Since this IS, after all, the clueless Washington Legislature, they just HAD to put some bad stuff in HB 2494, as well.

What they've included is language which stiffens the penalties around possessing concentrates. If 2494 becomes the law, you will be required to have "packaging showing that the marijuana concentrates were purchased from a marijuana retailer."

Yep, boys and girls, this portion of the nightmare scenario that myself and a few other brave souls mentioned back in 2012 is coming to fruition.

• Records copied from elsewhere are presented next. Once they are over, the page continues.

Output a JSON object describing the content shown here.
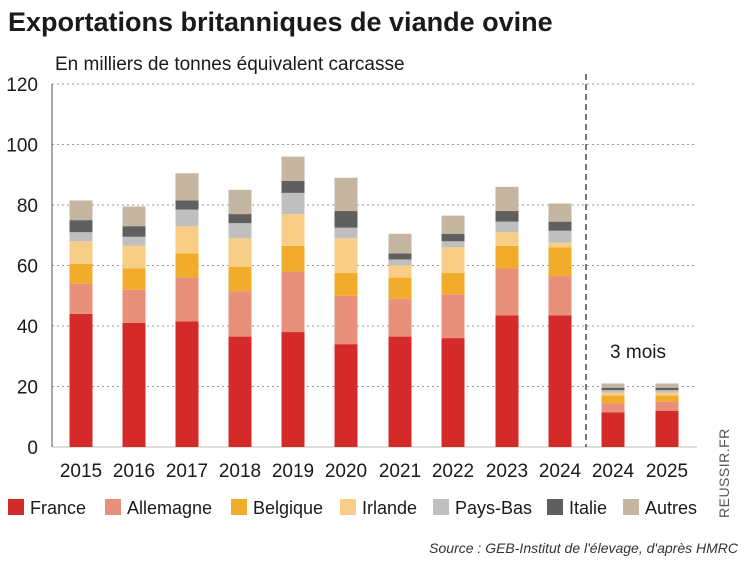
{
  "chart_data": {
    "type": "bar",
    "stacked": true,
    "title": "Exportations britanniques de viande ovine",
    "subtitle": "En milliers de tonnes équivalent carcasse",
    "ylim": [
      0,
      120
    ],
    "yticks": [
      0,
      20,
      40,
      60,
      80,
      100,
      120
    ],
    "grid": true,
    "categories": [
      "2015",
      "2016",
      "2017",
      "2018",
      "2019",
      "2020",
      "2021",
      "2022",
      "2023",
      "2024",
      "2024",
      "2025"
    ],
    "annotation": "3 mois",
    "series": [
      {
        "name": "France",
        "color": "#d42a2a",
        "values": [
          44,
          41,
          41.5,
          36.5,
          38,
          34,
          36.5,
          36,
          43.5,
          43.5,
          11.5,
          12
        ]
      },
      {
        "name": "Allemagne",
        "color": "#e8907a",
        "values": [
          10,
          11,
          14.5,
          15,
          20,
          16,
          12.5,
          14.5,
          15.5,
          13,
          3,
          3
        ]
      },
      {
        "name": "Belgique",
        "color": "#f2ac2c",
        "values": [
          6.5,
          7,
          8,
          8,
          8.5,
          7.5,
          7,
          7,
          7.5,
          9.5,
          2.5,
          2
        ]
      },
      {
        "name": "Irlande",
        "color": "#f8ce86",
        "values": [
          7.5,
          7.5,
          9,
          9.5,
          10.5,
          11.5,
          4,
          8.5,
          4.5,
          1.5,
          1,
          1
        ]
      },
      {
        "name": "Pays-Bas",
        "color": "#bfbfbf",
        "values": [
          3,
          3,
          5.5,
          5,
          7,
          3.5,
          2,
          2,
          3.5,
          4,
          0.8,
          0.8
        ]
      },
      {
        "name": "Italie",
        "color": "#5f5f5f",
        "values": [
          4,
          3.5,
          3,
          3,
          4,
          5.5,
          2,
          2.5,
          3.5,
          3,
          0.8,
          0.8
        ]
      },
      {
        "name": "Autres",
        "color": "#c4b6a0",
        "values": [
          6.5,
          6.5,
          9,
          8,
          8,
          11,
          6.5,
          6,
          8,
          6,
          1.4,
          1.4
        ]
      }
    ]
  },
  "source": "Source : GEB-Institut de l'élevage, d'après HMRC",
  "brand": "REUSSIR.FR"
}
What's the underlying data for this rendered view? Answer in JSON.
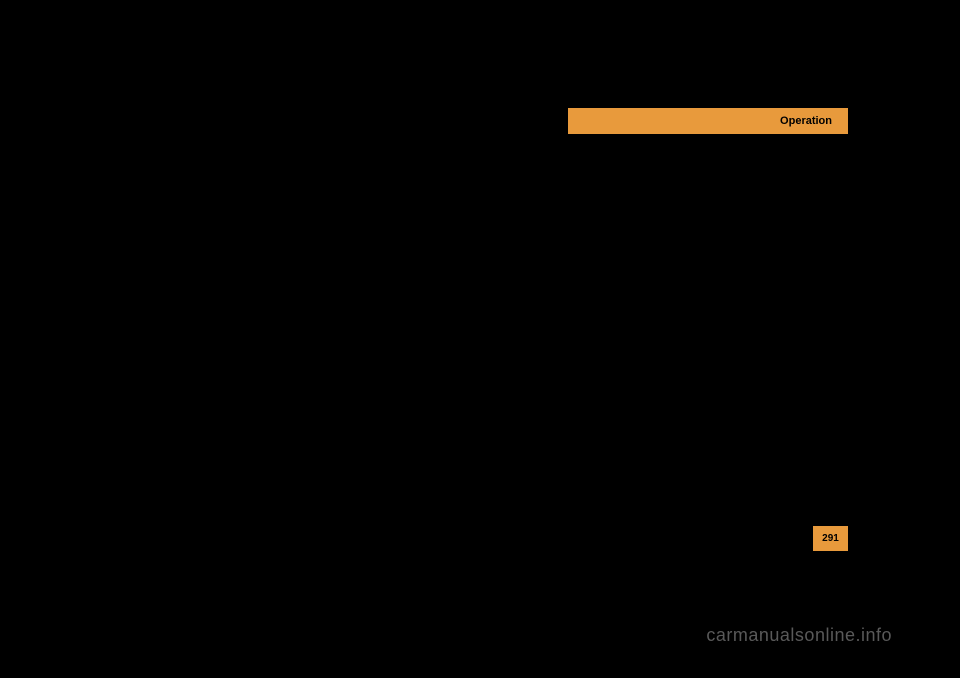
{
  "header": {
    "label": "Operation",
    "background_color": "#e89a3c",
    "text_color": "#000000"
  },
  "page_number": {
    "value": "291",
    "background_color": "#e89a3c",
    "text_color": "#000000"
  },
  "watermark": {
    "text": "carmanualsonline.info",
    "text_color": "#595959"
  },
  "page_background": "#000000"
}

If this passes, you will be required to prove you bought your oil, shatter or vape mix from a 502 store, so you'd better save the damn packaging, or risk arrest. Seems the 502 merchants got just the legislation they paid for in this regard.

Seattle Mayor Ed Murray and City Attorney Pete Holmes are pushing for passage of both HB 2494 and another bill, HB 2368, which would implement a two-year pilot program of legal 502 cannabis delivery in Seattle.

"We must address illegal delivery services that are undermining I-502 and allow responsible businesses to offer delivery service in Seattle," reads a joint statement (sorry) from Murray and Holmes. "The proposed pilot delivery program, along with increased enforcement of existing marijuana laws, will better protect customers, patients and business owners, while strengthening the legal marijuana industry."

Does "increased enforcement of existing marijuana laws" sound like what you voted for when you thought you were voting for "legalization"? That's the damndest kind of "legalization" I've ever seen.

"HB 2494 eliminates criminal penalties for the non-commercial sharing of small amounts of marijuana between adults over the age of 21," the statement from Murray and Holmes reads. "It also reduces criminal penalties for possession of marijuana amounts that fall just outside of legal limits. Current law disproportionately impacts people of color and minority communities across the state, and is inconsistently enforced."

There had been a decent home grow bill before the Legislature (it would have allowed six plants), but Commerce & Gaming Committee Chairman Christopher Hurst (D-Enumclaw), a former narcotics cop, singlehandedly killed that one by refusing to allow his own committee to vote on it -- this after allowing severely ill patients to drive to Olympia from across the state to participate in what turned out to be a sham "hearing" when the decision had already been made to kill the home grow bill.